2. The guilt is incessant

Are you causing your children psychological harm by leaving them in nursery all day? Does the fact that you were late to collect them (again) amount to child neglect? Was last night’s toddler tantrum somehow your fault? Is the fact that your teenager walks out of the room as you walk in because you worked and were never there for school pick up when they were young? Is it wrong to kind of not mind because it means you get some peace and quiet?  These are just a fraction of the guilty questions that plague you all day, every day. You get used to it, of course, and they become a low-level ambient hum in your mind; an incurable tinnitus of the soul, if you will.

Is it wrong to enjoy work after dragging your child to nursery? - Credit: Brian Lawless/PA
Is it wrong to enjoy work after dragging your child to nursery? Credit: Brian Lawless/PA

3. Keeping up appearances is impossible

There will always be days when you’ll turn up at work with toothpaste, porridge or a bodily fluid on your shirt. Your colleagues will politely pretend not to notice. The first time it happens you’ll feel mortified. After that, you’ll rapidly stop caring.

4. Brain fades

You’ll sometimes struggle to remember a crucial meeting or task you were supposed to do at work, yet try as you might you’ll never forget the names of all the Paw Patrol characters.

5. Your desk is your sanctuary

If you do a desk job, just sitting down in front of your computer will feel like the working mum equivalent of a relaxing spa break. You’ll be able to drink a whole cup of coffee without interruption and go to the bathroom without an audience (this never happens if you have children under 3 years old). You will be asked questions you have a chance of being able to answer, as opposed to questions such as “why can’t the moon come down?” and “Where does that pigeon live? Who is its mummy?” If you are an older mum with teenagers then work becomes the one place where everyone does not think you DON'T KNOW ANYTHING and other people even make you a cup of tea.

6. You forget Life Before Kids

When a childless colleague tells you they’re tired, you feel genuinely confused. Why would they be tired when they didn’t have to crawl around in the dark at 4am searching for a lost dummy last night or answer a 'taxi' call from an older child who apparently forgot their curfew was 11pm.

7. Horrible lunch hacks

You’ve been known to make yourself a workday sandwich containing your child’s leftovers from the night before. Did some of that chicken actually go in their mouth and get spat out before winding up in your lunch? If no-one saw it happen, it basically didn’t happen. If you are a mum of teens you will be lucky to find anything left in the fridge at all. This will also make you feel guilty because you are simply too tired to do a detour via Waitrose on your way home.
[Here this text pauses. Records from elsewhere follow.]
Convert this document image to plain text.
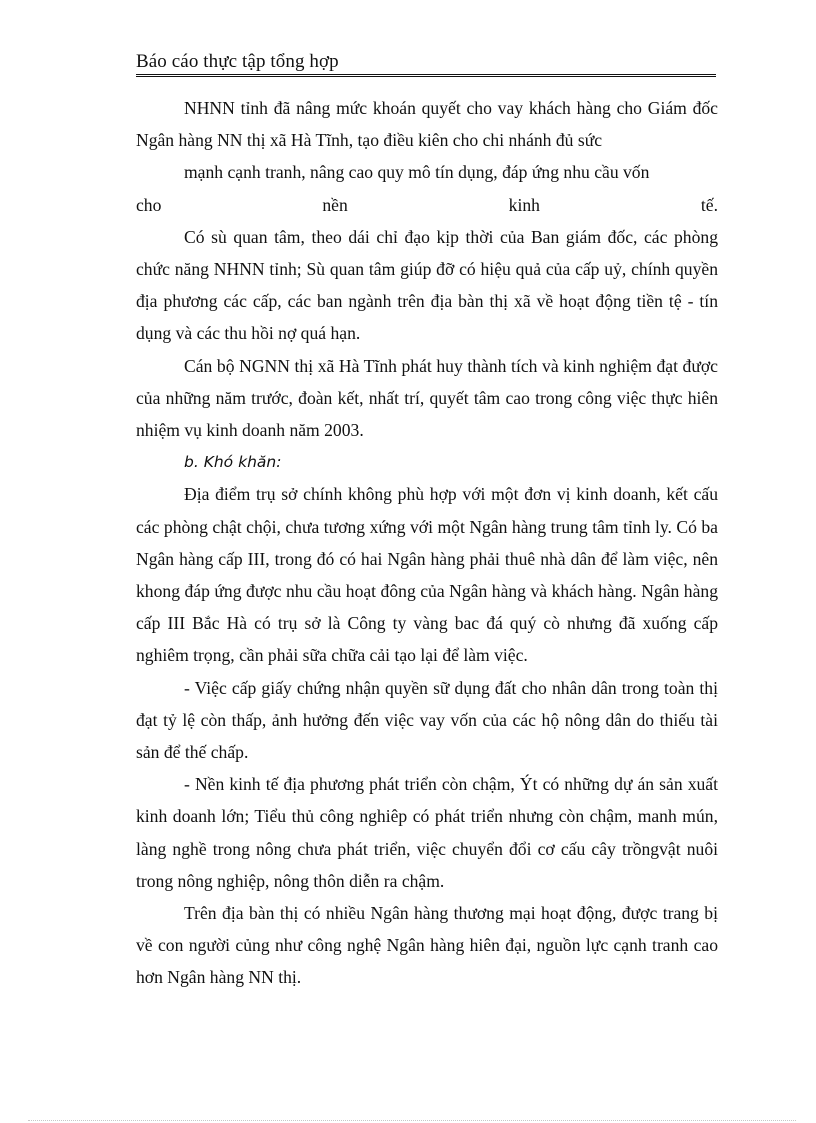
Báo cáo thực tập tổng hợp

NHNN tỉnh đã nâng mức khoán quyết cho vay khách hàng cho Giám đốc Ngân hàng NN thị xã Hà Tĩnh, tạo điều kiên cho chi nhánh đủ sức

mạnh cạnh tranh, nâng cao quy mô tín dụng, đáp ứng nhu cầu vốn

cho nền kinh tế.

Có sù quan tâm, theo dái chỉ đạo kịp thời của Ban giám đốc, các phòng chức năng NHNN tỉnh; Sù quan tâm giúp đỡ có hiệu quả của cấp uỷ, chính quyền địa phương các cấp, các ban ngành trên địa bàn thị xã về hoạt động tiền tệ - tín dụng và các thu hồi nợ quá hạn.

Cán bộ NGNN thị xã Hà Tĩnh phát huy thành tích và kinh nghiệm đạt được của những năm trước, đoàn kết, nhất trí, quyết tâm cao trong công việc thực hiên nhiệm vụ kinh doanh năm 2003.

b. Khó khăn:

Địa điểm trụ sở chính không phù hợp với một đơn vị kinh doanh, kết cấu các phòng chật chội, chưa tương xứng với một Ngân hàng trung tâm tỉnh ly. Có ba Ngân hàng cấp III, trong đó có hai Ngân hàng phải thuê nhà dân để làm việc, nên khong đáp ứng được nhu cầu hoạt đông của Ngân hàng và khách hàng. Ngân hàng cấp III Bắc Hà có trụ sở là Công ty vàng bac đá quý cò nhưng đã xuống cấp nghiêm trọng, cần phải sữa chữa cải tạo lại để làm việc.

- Việc cấp giấy chứng nhận quyền sữ dụng đất cho nhân dân trong toàn thị đạt tỷ lệ còn thấp, ảnh hưởng đến việc vay vốn của các hộ nông dân do thiếu tài sản để thế chấp.

- Nền kinh tế địa phương phát triển còn chậm, Ýt có những dự án sản xuất kinh doanh lớn; Tiểu thủ công nghiêp có phát triển nhưng còn chậm, manh mún, làng nghề trong nông chưa phát triển, việc chuyển đổi cơ cấu cây trồngvật nuôi trong nông nghiệp, nông thôn diễn ra chậm.

Trên địa bàn thị có nhiều Ngân hàng thương mại hoạt động, được trang bị về con người củng như công nghệ Ngân hàng hiên đại, nguồn lực cạnh tranh cao hơn Ngân hàng NN thị.
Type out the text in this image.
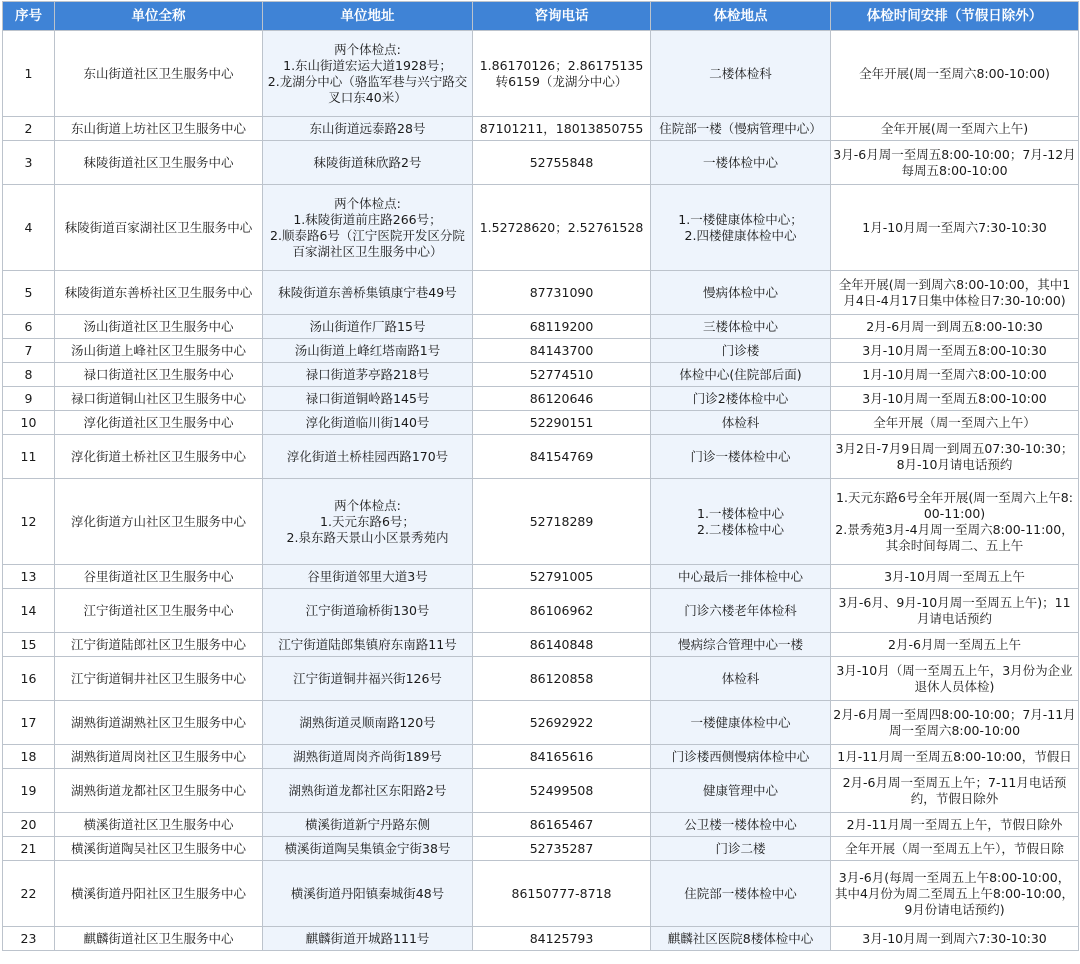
序号	单位全称	单位地址	咨询电话	体检地点	体检时间安排（节假日除外）
1	东山街道社区卫生服务中心	两个体检点:
1.东山街道宏运大道1928号；
2.龙湖分中心（骆监军巷与兴宁路交叉口东40米）	1.86170126；2.86175135转6159（龙湖分中心）	二楼体检科	全年开展(周一至周六8:00-10:00)
2	东山街道上坊社区卫生服务中心	东山街道远泰路28号	87101211，18013850755	住院部一楼（慢病管理中心）	全年开展(周一至周六上午)
3	秣陵街道社区卫生服务中心	秣陵街道秣欣路2号	52755848	一楼体检中心	3月-6月周一至周五8:00-10:00；7月-12月每周五8:00-10:00
4	秣陵街道百家湖社区卫生服务中心	两个体检点:
1.秣陵街道前庄路266号；
2.顺泰路6号（江宁医院开发区分院百家湖社区卫生服务中心）	1.52728620；2.52761528	1.一楼健康体检中心；
2.四楼健康体检中心	1月-10月周一至周六7:30-10:30
5	秣陵街道东善桥社区卫生服务中心	秣陵街道东善桥集镇康宁巷49号	87731090	慢病体检中心	全年开展(周一到周六8:00-10:00，其中1月4日-4月17日集中体检日7:30-10:00)
6	汤山街道社区卫生服务中心	汤山街道作厂路15号	68119200	三楼体检中心	2月-6月周一到周五8:00-10:30
7	汤山街道上峰社区卫生服务中心	汤山街道上峰红塔南路1号	84143700	门诊楼	3月-10月周一至周五8:00-10:30
8	禄口街道社区卫生服务中心	禄口街道茅亭路218号	52774510	体检中心(住院部后面)	1月-10月周一至周六8:00-10:00
9	禄口街道铜山社区卫生服务中心	禄口街道铜岭路145号	86120646	门诊2楼体检中心	3月-10月周一至周五8:00-10:00
10	淳化街道社区卫生服务中心	淳化街道临川街140号	52290151	体检科	全年开展（周一至周六上午）
11	淳化街道土桥社区卫生服务中心	淳化街道土桥桂园西路170号	84154769	门诊一楼体检中心	3月2日-7月9日周一到周五07:30-10:30；8月-10月请电话预约
12	淳化街道方山社区卫生服务中心	两个体检点:
1.天元东路6号；
2.泉东路天景山小区景秀苑内	52718289	1.一楼体检中心
2.二楼体检中心	1.天元东路6号全年开展(周一至周六上午8:00-11:00)
2.景秀苑3月-4月周一至周六8:00-11:00，其余时间每周二、五上午
13	谷里街道社区卫生服务中心	谷里街道邻里大道3号	52791005	中心最后一排体检中心	3月-10月周一至周五上午
14	江宁街道社区卫生服务中心	江宁街道瑜桥街130号	86106962	门诊六楼老年体检科	3月-6月、9月-10月周一至周五上午)；11月请电话预约
15	江宁街道陆郎社区卫生服务中心	江宁街道陆郎集镇府东南路11号	86140848	慢病综合管理中心一楼	2月-6月周一至周五上午
16	江宁街道铜井社区卫生服务中心	江宁街道铜井福兴街126号	86120858	体检科	3月-10月（周一至周五上午，3月份为企业退休人员体检)
17	湖熟街道湖熟社区卫生服务中心	湖熟街道灵顺南路120号	52692922	一楼健康体检中心	2月-6月周一至周四8:00-10:00；7月-11月周一至周六8:00-10:00
18	湖熟街道周岗社区卫生服务中心	湖熟街道周岗齐尚街189号	84165616	门诊楼西侧慢病体检中心	1月-11月周一至周五8:00-10:00，节假日
19	湖熟街道龙都社区卫生服务中心	湖熟街道龙都社区东阳路2号	52499508	健康管理中心	2月-6月周一至周五上午；7-11月电话预约，节假日除外
20	横溪街道社区卫生服务中心	横溪街道新宁丹路东侧	86165467	公卫楼一楼体检中心	2月-11月周一至周五上午，节假日除外
21	横溪街道陶吴社区卫生服务中心	横溪街道陶吴集镇金宁街38号	52735287	门诊二楼	全年开展（周一至周五上午），节假日除
22	横溪街道丹阳社区卫生服务中心	横溪街道丹阳镇秦城街48号	86150777-8718	住院部一楼体检中心	3月-6月(每周一至周五上午8:00-10:00，其中4月份为周二至周五上午8:00-10:00，9月份请电话预约)
23	麒麟街道社区卫生服务中心	麒麟街道开城路111号	84125793	麒麟社区医院8楼体检中心	3月-10月周一到周六7:30-10:30
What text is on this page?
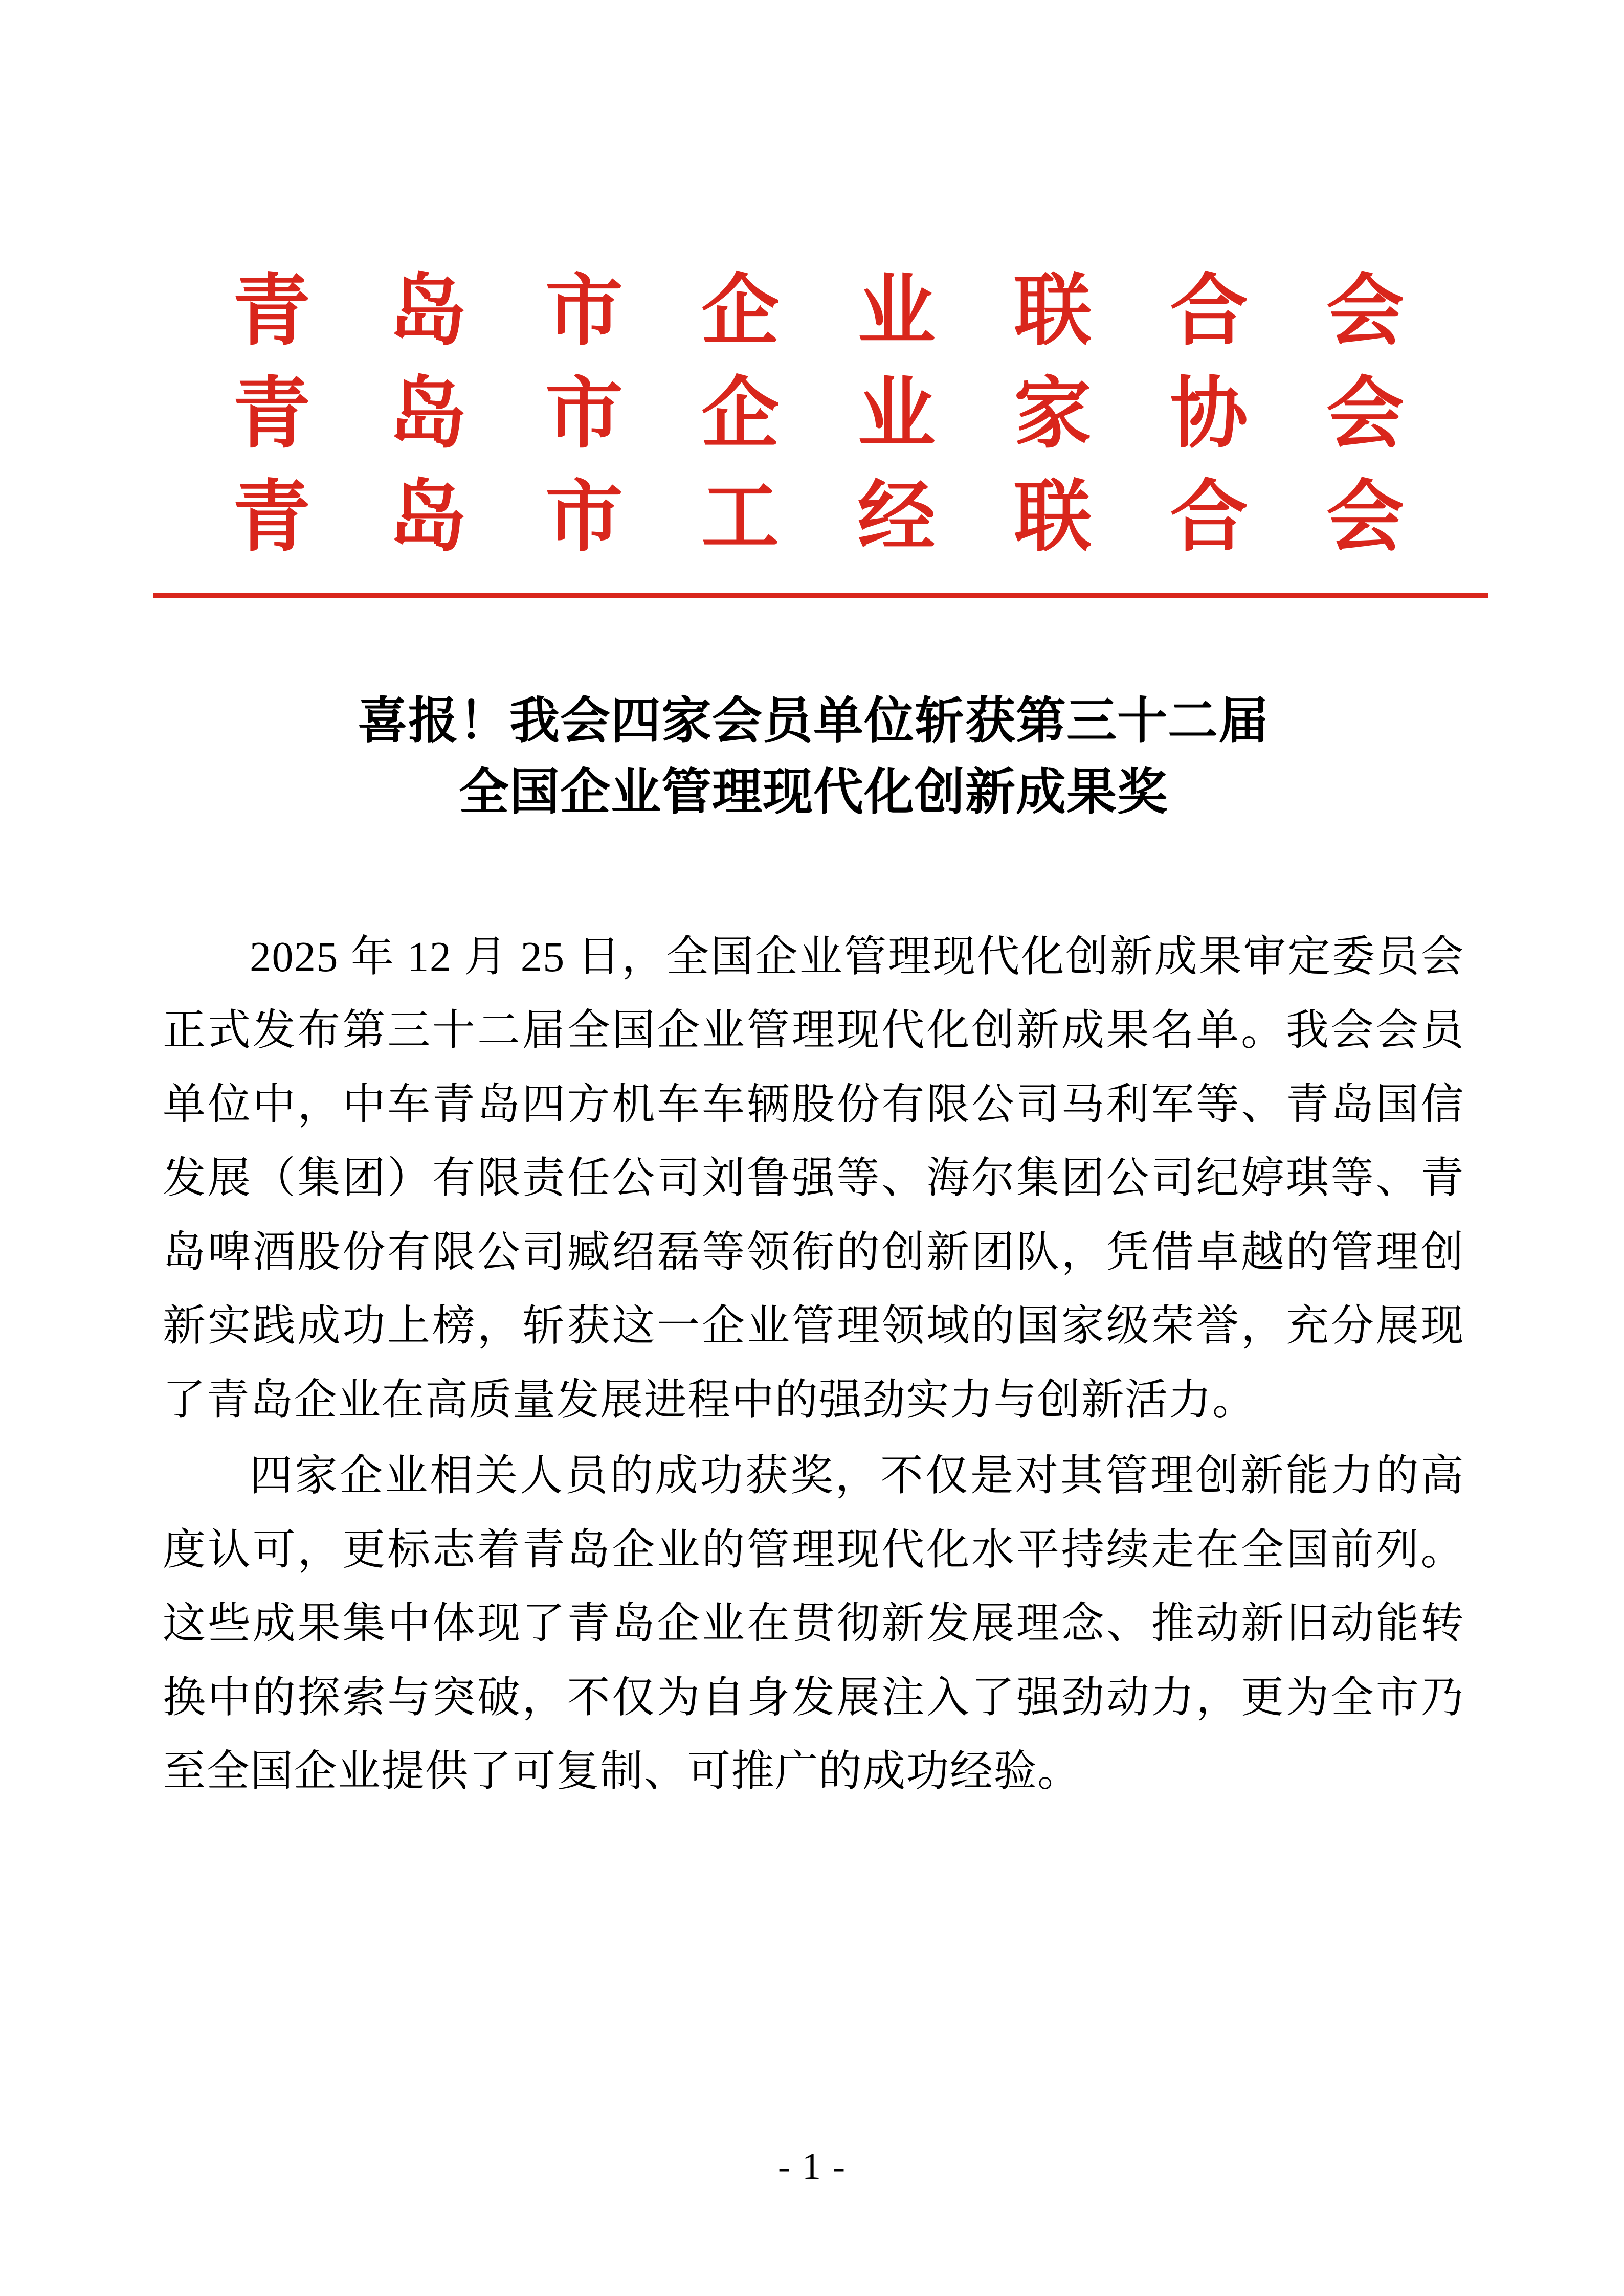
青 岛 市 企 业 联 合 会
青 岛 市 企 业 家 协 会
青 岛 市 工 经 联 合 会
喜报！我会四家会员单位斩获第三十二届
全国企业管理现代化创新成果奖

2025 年 12 月 25 日，全国企业管理现代化创新成果审定委员会正式发布第三十二届全国企业管理现代化创新成果名单。我会会员单位中，中车青岛四方机车车辆股份有限公司马利军等、青岛国信发展（集团）有限责任公司刘鲁强等、海尔集团公司纪婷琪等、青岛啤酒股份有限公司臧绍磊等领衔的创新团队，凭借卓越的管理创新实践成功上榜，斩获这一企业管理领域的国家级荣誉，充分展现了青岛企业在高质量发展进程中的强劲实力与创新活力。

四家企业相关人员的成功获奖，不仅是对其管理创新能力的高度认可，更标志着青岛企业的管理现代化水平持续走在全国前列。这些成果集中体现了青岛企业在贯彻新发展理念、推动新旧动能转换中的探索与突破，不仅为自身发展注入了强劲动力，更为全市乃至全国企业提供了可复制、可推广的成功经验。

- 1 -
If you had the money, you'd pay an army of staff to go around the house picking up crayons, toys and toast - Credit:  Dominic Lipinski/PA Wire
If you had the money, you'd pay an army of staff to go around the house picking up crayons, toys and toast Credit: Dominic Lipinski/PA Wire

8. Nightlife woes

When a colleague tells you they’re going to the theatre or cinema, or out to dinner at a new restaurant that night, it takes you several seconds to work out what they’re talking about. The last time you went to the theatre was in 2012.

9. Photographic memories

Stuck in the coffee bar queue, you find yourself spending seven whole minutes scrolling through pictures of your kids on your phone and hoping everyone thinks you’re doing something work-related.

10. Every minute must be used productively

Your commute is your only me-time. Every minute of it is spent making shopping lists, trying to finish a book you started last year, replying to the 15 people whose messages you’ve forgotten to read, planning a roster of activities for the weekend and organising your whole family’s social life.

11. You wouldn’t change any of it

Ok, you would - if you could afford it, you’d hire a nanny, a housekeeper and probably a cook too. You’d also insert about five extra hours in the day because that’s roughly the amount of time you’d need to get on top of everything. You would approach every minor quotidien crisis with a zen-like calm, as would your children. But apart from that...you’d change nothing at all.